Andrew,
I'm running the ACS 4.2 tarball from the ACS Repository, not OpenACS. To verify, I did a diff on my acs-permissions-create.sql and the one from the stock tarball, and they were identical.
I don't really understand how the permissions via relational segments is supposed to work. I'm not sure how to get rel_seg_approved_member_map.segment_id to get inserted as acs_object_grantee_priv_map.grantee_id so I can't run a similar query to what you have. Everything I do to try to create a relational segment just ends up populating group_approved_member_map instead.

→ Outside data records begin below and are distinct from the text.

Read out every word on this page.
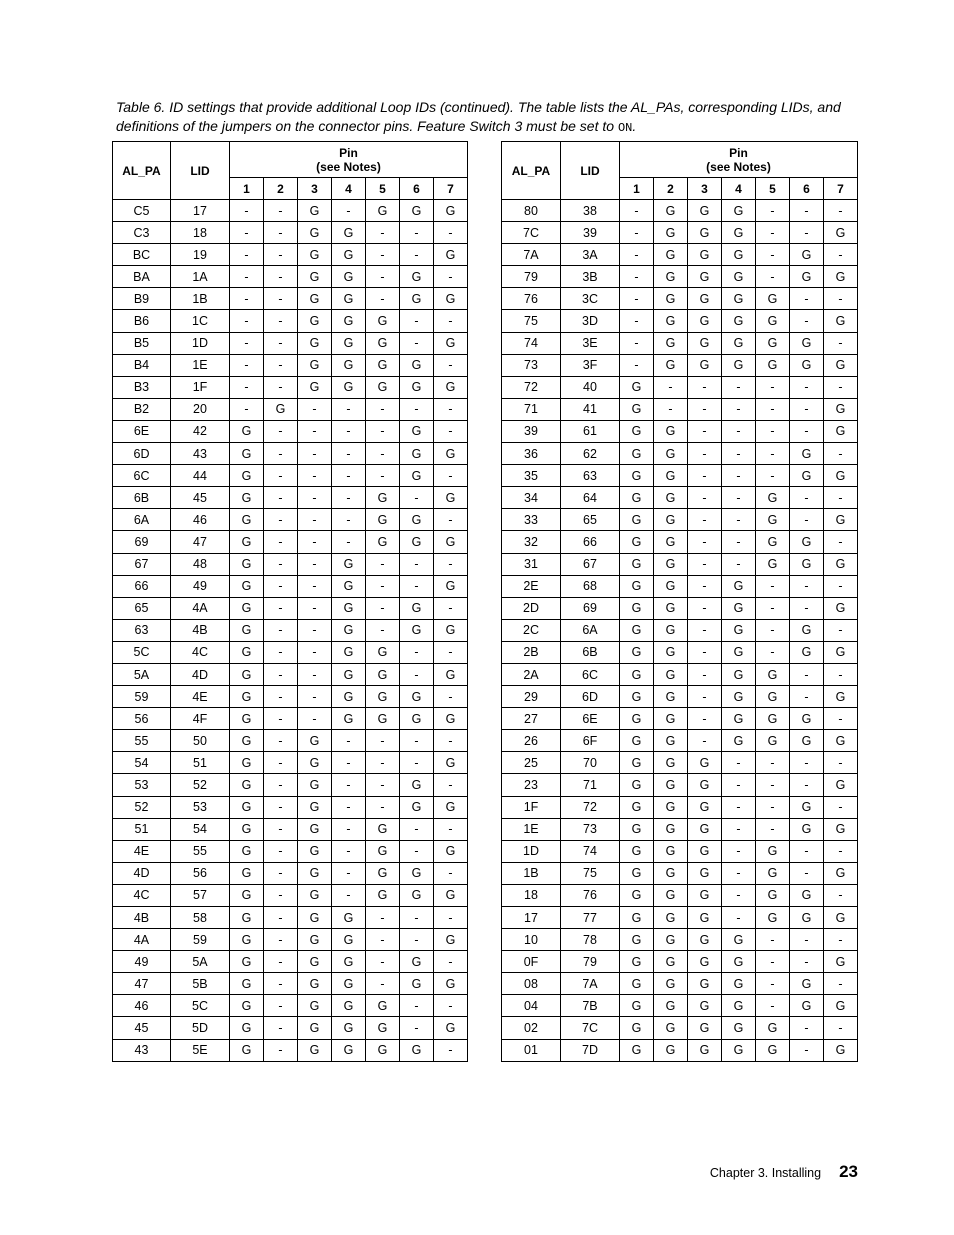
Table 6. ID settings that provide additional Loop IDs (continued). The table lists the AL_PAs, corresponding LIDs, and definitions of the jumpers on the connector pins. Feature Switch 3 must be set to ON.
AL_PA	LID	Pin
(see Notes)								AL_PA	LID	Pin
(see Notes)						
		1	2	3	4	5	6	7				1	2	3	4	5	6	7
C5	17	-	-	G	-	G	G	G		80	38	-	G	G	G	-	-	-
C3	18	-	-	G	G	-	-	-		7C	39	-	G	G	G	-	-	G
BC	19	-	-	G	G	-	-	G		7A	3A	-	G	G	G	-	G	-
BA	1A	-	-	G	G	-	G	-		79	3B	-	G	G	G	-	G	G
B9	1B	-	-	G	G	-	G	G		76	3C	-	G	G	G	G	-	-
B6	1C	-	-	G	G	G	-	-		75	3D	-	G	G	G	G	-	G
B5	1D	-	-	G	G	G	-	G		74	3E	-	G	G	G	G	G	-
B4	1E	-	-	G	G	G	G	-		73	3F	-	G	G	G	G	G	G
B3	1F	-	-	G	G	G	G	G		72	40	G	-	-	-	-	-	-
B2	20	-	G	-	-	-	-	-		71	41	G	-	-	-	-	-	G
6E	42	G	-	-	-	-	G	-		39	61	G	G	-	-	-	-	G
6D	43	G	-	-	-	-	G	G		36	62	G	G	-	-	-	G	-
6C	44	G	-	-	-	-	G	-		35	63	G	G	-	-	-	G	G
6B	45	G	-	-	-	G	-	G		34	64	G	G	-	-	G	-	-
6A	46	G	-	-	-	G	G	-		33	65	G	G	-	-	G	-	G
69	47	G	-	-	-	G	G	G		32	66	G	G	-	-	G	G	-
67	48	G	-	-	G	-	-	-		31	67	G	G	-	-	G	G	G
66	49	G	-	-	G	-	-	G		2E	68	G	G	-	G	-	-	-
65	4A	G	-	-	G	-	G	-		2D	69	G	G	-	G	-	-	G
63	4B	G	-	-	G	-	G	G		2C	6A	G	G	-	G	-	G	-
5C	4C	G	-	-	G	G	-	-		2B	6B	G	G	-	G	-	G	G
5A	4D	G	-	-	G	G	-	G		2A	6C	G	G	-	G	G	-	-
59	4E	G	-	-	G	G	G	-		29	6D	G	G	-	G	G	-	G
56	4F	G	-	-	G	G	G	G		27	6E	G	G	-	G	G	G	-
55	50	G	-	G	-	-	-	-		26	6F	G	G	-	G	G	G	G
54	51	G	-	G	-	-	-	G		25	70	G	G	G	-	-	-	-
53	52	G	-	G	-	-	G	-		23	71	G	G	G	-	-	-	G
52	53	G	-	G	-	-	G	G		1F	72	G	G	G	-	-	G	-
51	54	G	-	G	-	G	-	-		1E	73	G	G	G	-	-	G	G
4E	55	G	-	G	-	G	-	G		1D	74	G	G	G	-	G	-	-
4D	56	G	-	G	-	G	G	-		1B	75	G	G	G	-	G	-	G
4C	57	G	-	G	-	G	G	G		18	76	G	G	G	-	G	G	-
4B	58	G	-	G	G	-	-	-		17	77	G	G	G	-	G	G	G
4A	59	G	-	G	G	-	-	G		10	78	G	G	G	G	-	-	-
49	5A	G	-	G	G	-	G	-		0F	79	G	G	G	G	-	-	G
47	5B	G	-	G	G	-	G	G		08	7A	G	G	G	G	-	G	-
46	5C	G	-	G	G	G	-	-		04	7B	G	G	G	G	-	G	G
45	5D	G	-	G	G	G	-	G		02	7C	G	G	G	G	G	-	-
43	5E	G	-	G	G	G	G	-		01	7D	G	G	G	G	G	-	G
Chapter 3. Installing 23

I haven't run analyze or dbms_stats yet. I need to learn how to do that next. In terms of performance, the difference between IN and JOIN is over a second on my system, per call to acs_permission.permission_p. For a bboard thread of 10 messages, it takes over 10 seconds to return the page. Like you said, I don't have much data yet, but my site had gotten progressively worse as what little load I had increased.
I know the cartesian join is the problem. The data model is kind of hairy, but I think the problem lies somewhere in the fact that objects, privileges and grantees (ie. parties) all have a heirarchical structure. We already have to compare a privilege and all its super-privileges to an object and all the contexts that contain it, and when we throw groups into the mix (grantee and all its group memberships) using JOIN, we end up with a cartesian join, but by using IN, we avoid it by explicitly splitting the query in a way that the optimizer is not choosing on its own. That's just my guess, anyway.